Curious, because in the footage I have (A17V.1465003.MPG), I can clearly see Cernan, and to a lesser degree Schmitt, kicking up the dust which moves in front of them, and hitting the surface at about the same time they do, especially in Cernan's 'hippity hops', where the dust is landing just after Cernan, showing that he's moving down hill, as the dust is a head of him (lining up with the photos of the area).
Yet, we do not see the "airborne dust", but only a shadow at ground level, indicating disturbances as the dust scuttles.
If it were airborne, it wouldn't all fall at the same exact point for 1/3rd of a second.... However, scuttling sand is far more likely to behave like this.... all hitting the same "slightly high point".
I'm OK with mostly dropping this "Sand falls to fast" issue, and putting it at the bottom of my list -- mostly because it's the most ambiguous and leaves too much room for people to "see what they WANT to see" -- similar to saying "what do you see in those clouds?"

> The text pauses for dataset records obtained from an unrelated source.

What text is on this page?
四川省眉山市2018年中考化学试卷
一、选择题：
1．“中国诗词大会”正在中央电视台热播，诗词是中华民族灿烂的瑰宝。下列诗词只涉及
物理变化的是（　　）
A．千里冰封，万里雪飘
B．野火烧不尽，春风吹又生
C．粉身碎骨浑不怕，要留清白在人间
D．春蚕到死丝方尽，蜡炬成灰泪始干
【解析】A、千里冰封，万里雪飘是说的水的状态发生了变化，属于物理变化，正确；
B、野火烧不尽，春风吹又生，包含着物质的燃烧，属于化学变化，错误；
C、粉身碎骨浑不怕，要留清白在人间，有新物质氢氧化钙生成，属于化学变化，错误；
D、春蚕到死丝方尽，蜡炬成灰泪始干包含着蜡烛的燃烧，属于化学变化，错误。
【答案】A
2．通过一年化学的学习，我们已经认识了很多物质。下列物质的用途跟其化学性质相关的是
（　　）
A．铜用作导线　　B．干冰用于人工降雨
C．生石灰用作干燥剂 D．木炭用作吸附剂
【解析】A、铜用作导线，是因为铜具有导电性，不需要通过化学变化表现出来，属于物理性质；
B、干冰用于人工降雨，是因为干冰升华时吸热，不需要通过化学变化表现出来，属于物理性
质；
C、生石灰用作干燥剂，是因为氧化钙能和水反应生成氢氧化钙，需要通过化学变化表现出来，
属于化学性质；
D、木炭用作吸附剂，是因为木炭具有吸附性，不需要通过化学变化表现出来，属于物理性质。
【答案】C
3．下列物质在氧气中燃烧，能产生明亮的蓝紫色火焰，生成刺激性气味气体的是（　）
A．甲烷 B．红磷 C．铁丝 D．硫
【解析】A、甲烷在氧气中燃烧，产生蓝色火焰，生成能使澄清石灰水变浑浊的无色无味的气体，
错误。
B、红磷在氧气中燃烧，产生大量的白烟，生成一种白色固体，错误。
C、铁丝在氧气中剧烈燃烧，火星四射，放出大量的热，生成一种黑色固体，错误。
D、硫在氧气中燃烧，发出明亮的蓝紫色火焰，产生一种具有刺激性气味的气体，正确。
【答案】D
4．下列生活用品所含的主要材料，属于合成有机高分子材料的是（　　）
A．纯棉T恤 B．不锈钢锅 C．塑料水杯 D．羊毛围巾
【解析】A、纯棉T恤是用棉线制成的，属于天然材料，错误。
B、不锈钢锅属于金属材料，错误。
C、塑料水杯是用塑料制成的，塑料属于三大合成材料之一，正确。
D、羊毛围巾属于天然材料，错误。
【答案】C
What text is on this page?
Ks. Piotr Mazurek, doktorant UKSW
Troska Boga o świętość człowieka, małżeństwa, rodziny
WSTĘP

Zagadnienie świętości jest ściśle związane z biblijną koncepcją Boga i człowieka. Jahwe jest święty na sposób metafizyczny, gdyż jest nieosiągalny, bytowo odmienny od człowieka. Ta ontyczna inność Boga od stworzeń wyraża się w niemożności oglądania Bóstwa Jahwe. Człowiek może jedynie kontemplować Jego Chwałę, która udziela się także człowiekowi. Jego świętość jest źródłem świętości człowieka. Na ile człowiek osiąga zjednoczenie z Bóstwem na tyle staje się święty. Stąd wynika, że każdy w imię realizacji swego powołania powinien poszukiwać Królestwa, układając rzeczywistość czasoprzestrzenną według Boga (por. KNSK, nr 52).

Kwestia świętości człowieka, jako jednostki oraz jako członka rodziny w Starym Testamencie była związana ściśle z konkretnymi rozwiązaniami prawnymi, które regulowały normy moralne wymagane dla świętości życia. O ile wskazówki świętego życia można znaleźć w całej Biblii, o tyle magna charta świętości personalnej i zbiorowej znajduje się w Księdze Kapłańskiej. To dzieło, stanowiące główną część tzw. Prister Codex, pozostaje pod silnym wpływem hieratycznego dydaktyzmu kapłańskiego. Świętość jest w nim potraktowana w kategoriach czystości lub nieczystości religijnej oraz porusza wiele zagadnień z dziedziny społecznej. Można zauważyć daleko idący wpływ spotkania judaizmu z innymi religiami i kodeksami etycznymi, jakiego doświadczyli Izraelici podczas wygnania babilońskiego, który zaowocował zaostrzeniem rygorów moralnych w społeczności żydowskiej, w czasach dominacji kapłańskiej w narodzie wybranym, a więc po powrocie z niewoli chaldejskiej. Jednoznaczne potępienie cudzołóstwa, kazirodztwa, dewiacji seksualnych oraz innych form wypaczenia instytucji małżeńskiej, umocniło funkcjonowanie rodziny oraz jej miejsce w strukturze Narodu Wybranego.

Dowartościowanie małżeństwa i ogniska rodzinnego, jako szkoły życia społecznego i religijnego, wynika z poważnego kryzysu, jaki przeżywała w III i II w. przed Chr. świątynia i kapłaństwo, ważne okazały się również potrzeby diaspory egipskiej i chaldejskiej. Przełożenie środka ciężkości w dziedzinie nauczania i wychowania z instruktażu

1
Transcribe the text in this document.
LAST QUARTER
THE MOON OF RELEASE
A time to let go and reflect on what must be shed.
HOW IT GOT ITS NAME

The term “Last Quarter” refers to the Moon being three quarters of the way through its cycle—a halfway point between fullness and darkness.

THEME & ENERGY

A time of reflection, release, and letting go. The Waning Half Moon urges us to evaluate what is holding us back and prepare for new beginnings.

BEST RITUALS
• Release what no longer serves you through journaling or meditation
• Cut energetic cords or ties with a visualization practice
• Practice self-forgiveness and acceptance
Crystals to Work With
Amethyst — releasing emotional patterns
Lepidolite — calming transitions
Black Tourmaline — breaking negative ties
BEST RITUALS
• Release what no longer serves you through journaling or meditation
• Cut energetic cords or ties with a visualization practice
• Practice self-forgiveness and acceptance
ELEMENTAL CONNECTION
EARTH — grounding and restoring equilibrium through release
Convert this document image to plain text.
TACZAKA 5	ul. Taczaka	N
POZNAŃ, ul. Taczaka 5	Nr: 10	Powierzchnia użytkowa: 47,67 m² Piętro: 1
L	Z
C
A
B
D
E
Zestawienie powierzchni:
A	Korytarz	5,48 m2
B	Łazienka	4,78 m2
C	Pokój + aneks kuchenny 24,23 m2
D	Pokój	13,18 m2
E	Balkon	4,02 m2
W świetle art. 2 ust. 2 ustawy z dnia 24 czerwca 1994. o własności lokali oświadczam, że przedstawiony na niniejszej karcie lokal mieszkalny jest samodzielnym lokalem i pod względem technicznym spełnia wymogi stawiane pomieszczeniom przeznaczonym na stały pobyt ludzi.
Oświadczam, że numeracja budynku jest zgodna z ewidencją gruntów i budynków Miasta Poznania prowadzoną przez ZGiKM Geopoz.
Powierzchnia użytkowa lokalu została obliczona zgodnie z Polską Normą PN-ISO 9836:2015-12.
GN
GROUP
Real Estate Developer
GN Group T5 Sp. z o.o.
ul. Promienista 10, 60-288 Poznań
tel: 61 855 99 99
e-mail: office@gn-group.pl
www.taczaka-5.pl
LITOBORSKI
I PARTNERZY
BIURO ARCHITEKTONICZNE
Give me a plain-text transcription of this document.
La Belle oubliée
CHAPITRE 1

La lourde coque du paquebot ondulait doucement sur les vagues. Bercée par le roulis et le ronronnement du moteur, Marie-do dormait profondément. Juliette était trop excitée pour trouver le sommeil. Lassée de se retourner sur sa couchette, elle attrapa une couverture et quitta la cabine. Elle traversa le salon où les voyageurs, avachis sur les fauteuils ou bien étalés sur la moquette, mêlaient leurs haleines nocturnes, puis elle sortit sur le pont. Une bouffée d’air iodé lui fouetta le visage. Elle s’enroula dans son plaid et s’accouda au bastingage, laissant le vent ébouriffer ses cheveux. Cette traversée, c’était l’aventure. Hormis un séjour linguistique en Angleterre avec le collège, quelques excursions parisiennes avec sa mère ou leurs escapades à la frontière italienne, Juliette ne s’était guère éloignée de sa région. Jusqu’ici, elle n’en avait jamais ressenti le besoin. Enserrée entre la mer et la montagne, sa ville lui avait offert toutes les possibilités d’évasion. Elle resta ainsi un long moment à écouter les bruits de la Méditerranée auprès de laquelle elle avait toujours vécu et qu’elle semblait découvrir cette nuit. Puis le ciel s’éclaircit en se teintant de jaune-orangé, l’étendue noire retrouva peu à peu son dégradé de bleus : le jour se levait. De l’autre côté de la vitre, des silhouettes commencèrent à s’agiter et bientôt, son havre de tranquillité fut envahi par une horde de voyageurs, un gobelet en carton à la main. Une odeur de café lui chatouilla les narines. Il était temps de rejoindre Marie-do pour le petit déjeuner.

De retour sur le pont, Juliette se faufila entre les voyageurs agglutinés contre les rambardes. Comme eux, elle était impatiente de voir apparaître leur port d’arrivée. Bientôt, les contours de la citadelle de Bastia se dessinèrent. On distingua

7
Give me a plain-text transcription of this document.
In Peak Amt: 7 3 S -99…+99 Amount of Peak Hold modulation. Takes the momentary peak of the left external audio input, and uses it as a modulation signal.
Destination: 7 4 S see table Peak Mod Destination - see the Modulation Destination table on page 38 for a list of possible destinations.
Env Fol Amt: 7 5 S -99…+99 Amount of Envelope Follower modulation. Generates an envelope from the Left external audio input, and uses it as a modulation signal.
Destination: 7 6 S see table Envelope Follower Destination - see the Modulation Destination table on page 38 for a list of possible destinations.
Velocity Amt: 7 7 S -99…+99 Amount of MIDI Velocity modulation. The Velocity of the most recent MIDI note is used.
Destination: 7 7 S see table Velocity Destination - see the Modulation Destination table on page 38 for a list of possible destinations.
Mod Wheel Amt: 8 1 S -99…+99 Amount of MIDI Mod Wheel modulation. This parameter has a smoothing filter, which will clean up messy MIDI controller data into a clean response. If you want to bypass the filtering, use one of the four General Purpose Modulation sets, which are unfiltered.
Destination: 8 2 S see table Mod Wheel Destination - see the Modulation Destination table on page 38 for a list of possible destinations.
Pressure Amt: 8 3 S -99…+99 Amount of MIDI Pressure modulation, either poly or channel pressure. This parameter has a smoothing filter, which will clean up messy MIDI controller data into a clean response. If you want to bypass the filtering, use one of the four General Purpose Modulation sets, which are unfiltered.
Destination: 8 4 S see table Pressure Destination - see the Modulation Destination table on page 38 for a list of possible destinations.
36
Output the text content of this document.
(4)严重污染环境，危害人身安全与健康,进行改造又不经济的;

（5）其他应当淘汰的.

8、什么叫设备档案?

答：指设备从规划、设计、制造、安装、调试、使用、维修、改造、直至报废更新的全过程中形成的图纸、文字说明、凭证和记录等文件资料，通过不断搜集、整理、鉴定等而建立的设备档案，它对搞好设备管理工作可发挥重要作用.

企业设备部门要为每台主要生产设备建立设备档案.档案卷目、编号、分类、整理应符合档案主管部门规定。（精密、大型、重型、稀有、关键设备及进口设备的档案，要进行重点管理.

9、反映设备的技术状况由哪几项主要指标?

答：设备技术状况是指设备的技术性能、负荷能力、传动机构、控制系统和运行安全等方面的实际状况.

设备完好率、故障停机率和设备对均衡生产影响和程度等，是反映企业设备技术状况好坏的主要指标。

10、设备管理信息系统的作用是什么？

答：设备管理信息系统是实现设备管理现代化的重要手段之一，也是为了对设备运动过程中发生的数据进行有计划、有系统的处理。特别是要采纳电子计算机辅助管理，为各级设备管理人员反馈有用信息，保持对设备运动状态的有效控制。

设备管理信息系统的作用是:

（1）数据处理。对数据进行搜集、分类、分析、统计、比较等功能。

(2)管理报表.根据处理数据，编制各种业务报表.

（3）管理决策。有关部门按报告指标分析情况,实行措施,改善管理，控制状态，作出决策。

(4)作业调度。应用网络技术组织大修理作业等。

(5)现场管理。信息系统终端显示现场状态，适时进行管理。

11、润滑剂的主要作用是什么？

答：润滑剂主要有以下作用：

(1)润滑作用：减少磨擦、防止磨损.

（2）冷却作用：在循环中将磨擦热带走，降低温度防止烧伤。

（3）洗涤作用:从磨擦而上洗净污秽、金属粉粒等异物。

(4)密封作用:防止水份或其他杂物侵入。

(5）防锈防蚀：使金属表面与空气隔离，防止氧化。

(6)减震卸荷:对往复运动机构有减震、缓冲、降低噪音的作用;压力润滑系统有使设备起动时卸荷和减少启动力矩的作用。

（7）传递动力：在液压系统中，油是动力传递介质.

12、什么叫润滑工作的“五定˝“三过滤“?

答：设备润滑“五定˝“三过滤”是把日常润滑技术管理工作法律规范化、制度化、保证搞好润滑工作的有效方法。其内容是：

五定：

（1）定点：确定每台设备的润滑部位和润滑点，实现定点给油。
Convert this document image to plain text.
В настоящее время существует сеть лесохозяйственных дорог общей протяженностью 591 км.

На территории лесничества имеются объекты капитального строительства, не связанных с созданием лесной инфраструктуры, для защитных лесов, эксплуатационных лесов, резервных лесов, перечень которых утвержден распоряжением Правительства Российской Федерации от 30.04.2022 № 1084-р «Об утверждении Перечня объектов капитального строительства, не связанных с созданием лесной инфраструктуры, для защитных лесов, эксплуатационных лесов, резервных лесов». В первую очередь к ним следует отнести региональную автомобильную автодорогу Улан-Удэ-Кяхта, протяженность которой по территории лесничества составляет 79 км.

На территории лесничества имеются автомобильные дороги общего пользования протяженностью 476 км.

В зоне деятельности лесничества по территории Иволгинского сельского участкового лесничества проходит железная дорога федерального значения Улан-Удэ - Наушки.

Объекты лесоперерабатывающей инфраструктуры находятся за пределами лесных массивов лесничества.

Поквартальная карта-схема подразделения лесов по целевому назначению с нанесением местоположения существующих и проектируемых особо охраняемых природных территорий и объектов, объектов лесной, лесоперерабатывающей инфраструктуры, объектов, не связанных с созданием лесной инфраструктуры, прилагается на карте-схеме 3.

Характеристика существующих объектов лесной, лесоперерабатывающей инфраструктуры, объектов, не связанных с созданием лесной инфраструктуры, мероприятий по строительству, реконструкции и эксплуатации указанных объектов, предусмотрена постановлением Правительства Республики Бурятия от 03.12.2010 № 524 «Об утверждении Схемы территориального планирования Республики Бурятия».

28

The chaos of dust, seems to work in a similar fashion here. This is not a good point to linger on.
Compare this to other 3 points - where we are talking about a very well defined singular object (e.g. the flag, the AM, the A12 Dish)... so will stick with those.
To me the sand falling too fast seems painfully obvious, and cannot see at all how someone could miss it. You seem to feel the same, but with an opposite conclusion.
So I'll just (mostly) drop this specific point for that reason. I won't call it "undebunkable evidence" as I do for the other 3.